Churchill: Walking with Destiny
Andrew Roberts · 2018 · 9 ideas · 9 min
Roberts argues that Churchill's lifelong sense of a providential destiny, forged through early failures and rejections, uniquely equipped him to rally Britain when the nation's survival depended on unbroken resolve.
Why this book
Drawing on previously restricted material, including King George VI's diaries, Andrew Roberts builds a single-volume case that Winston Churchill's greatness was not accidental but the product of a self-belief formed decades before 1940. Roberts traces how a difficult childhood marked by parental neglect, mediocre schooling, and a stammer left Churchill convinced from a young age that he was meant for some great historic purpose, and argues that this near-messianic self-confidence, ridiculous and grating to contemporaries for most of his career, became the exact quality Britain needed when its survival hinged on someone who refused to accept the war was lost.

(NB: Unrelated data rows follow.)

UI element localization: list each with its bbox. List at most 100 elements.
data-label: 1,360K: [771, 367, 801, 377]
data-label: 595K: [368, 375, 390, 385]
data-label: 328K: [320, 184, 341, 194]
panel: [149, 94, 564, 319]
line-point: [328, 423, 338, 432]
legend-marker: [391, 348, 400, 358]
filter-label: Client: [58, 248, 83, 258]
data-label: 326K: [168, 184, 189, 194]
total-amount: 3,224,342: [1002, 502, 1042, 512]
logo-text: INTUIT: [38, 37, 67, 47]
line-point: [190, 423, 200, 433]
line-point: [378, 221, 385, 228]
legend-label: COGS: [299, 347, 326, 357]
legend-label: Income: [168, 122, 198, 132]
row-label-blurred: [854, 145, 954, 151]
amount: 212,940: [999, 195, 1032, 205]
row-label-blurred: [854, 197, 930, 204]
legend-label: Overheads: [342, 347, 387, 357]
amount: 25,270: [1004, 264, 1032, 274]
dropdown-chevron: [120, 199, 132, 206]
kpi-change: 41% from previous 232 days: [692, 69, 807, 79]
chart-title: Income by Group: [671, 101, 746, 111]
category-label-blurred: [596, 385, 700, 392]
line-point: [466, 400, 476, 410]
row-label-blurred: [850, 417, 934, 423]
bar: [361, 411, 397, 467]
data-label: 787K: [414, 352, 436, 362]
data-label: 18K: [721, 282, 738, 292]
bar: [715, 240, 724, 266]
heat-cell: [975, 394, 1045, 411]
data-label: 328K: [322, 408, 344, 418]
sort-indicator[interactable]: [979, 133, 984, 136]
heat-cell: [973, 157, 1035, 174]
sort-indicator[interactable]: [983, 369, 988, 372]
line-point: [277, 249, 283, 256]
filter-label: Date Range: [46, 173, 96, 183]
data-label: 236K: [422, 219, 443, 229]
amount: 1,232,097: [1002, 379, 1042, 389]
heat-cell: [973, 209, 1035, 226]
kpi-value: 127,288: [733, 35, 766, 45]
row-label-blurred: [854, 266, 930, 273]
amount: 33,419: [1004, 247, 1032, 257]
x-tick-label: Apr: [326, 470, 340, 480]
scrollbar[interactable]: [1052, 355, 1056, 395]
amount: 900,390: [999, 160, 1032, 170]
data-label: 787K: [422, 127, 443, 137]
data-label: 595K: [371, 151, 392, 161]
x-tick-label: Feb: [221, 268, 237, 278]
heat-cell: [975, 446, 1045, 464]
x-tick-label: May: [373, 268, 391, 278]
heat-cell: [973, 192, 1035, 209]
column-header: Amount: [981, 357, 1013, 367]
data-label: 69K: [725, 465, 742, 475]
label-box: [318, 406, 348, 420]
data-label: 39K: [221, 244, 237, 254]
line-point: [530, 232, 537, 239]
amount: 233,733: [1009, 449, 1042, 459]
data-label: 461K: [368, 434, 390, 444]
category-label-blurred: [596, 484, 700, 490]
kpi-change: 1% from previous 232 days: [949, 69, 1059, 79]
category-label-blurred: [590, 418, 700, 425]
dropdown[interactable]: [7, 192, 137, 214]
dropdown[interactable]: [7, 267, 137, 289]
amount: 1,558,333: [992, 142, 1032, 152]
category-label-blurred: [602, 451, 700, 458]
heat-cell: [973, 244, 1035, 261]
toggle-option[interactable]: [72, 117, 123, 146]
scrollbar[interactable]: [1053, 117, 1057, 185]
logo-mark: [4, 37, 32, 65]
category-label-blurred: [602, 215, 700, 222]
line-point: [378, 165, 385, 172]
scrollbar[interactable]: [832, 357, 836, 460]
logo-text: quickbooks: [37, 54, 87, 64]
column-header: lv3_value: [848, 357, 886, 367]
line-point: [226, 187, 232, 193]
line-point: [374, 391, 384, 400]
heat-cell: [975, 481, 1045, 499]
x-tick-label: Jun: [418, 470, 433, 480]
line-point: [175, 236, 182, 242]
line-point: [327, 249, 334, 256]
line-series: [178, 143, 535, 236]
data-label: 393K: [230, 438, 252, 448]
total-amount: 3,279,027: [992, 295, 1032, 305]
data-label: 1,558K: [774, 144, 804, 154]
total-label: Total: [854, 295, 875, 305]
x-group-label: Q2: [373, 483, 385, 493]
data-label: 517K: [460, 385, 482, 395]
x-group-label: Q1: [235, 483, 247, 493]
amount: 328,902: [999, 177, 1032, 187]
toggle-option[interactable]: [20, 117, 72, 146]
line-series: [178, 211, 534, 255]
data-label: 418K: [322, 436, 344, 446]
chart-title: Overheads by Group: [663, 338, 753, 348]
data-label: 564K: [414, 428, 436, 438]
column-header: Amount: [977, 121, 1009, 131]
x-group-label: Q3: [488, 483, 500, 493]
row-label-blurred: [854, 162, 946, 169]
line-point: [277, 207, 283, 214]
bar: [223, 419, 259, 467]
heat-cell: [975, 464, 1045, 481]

Roberts does not shy away from Churchill's serious failures, including the disastrous Gallipoli campaign and his often reckless political judgment, but contends that these very setbacks toughened the resolve that later made him irreplaceable.
The book matters because it reconstructs, in granular day-by-day detail, exactly how close Britain came to negotiating with Hitler in 1940 and how much the outcome depended on the temperament of one man occupying one office at one moment. Roberts uses new documentary evidence to settle long-running arguments about Churchill's decision-making, his relationships with allies and rivals, and the sincerity of his imperial convictions, presenting a fuller and more complicated figure than either hagiography or revisionist takedowns typically allow.
Who should read it
Readers interested in World War II leadership, the psychology of political resilience, or twentieth-century British history will find this rewarding. It also suits anyone who wants a warts-and-included portrait rather than either pure hero-worship or pure debunking.
About the author
Andrew Roberts is a British historian and biographer who has written extensively on Napoleon, Hitler, and World War II leadership, drawing on newly available archival sources for this biography.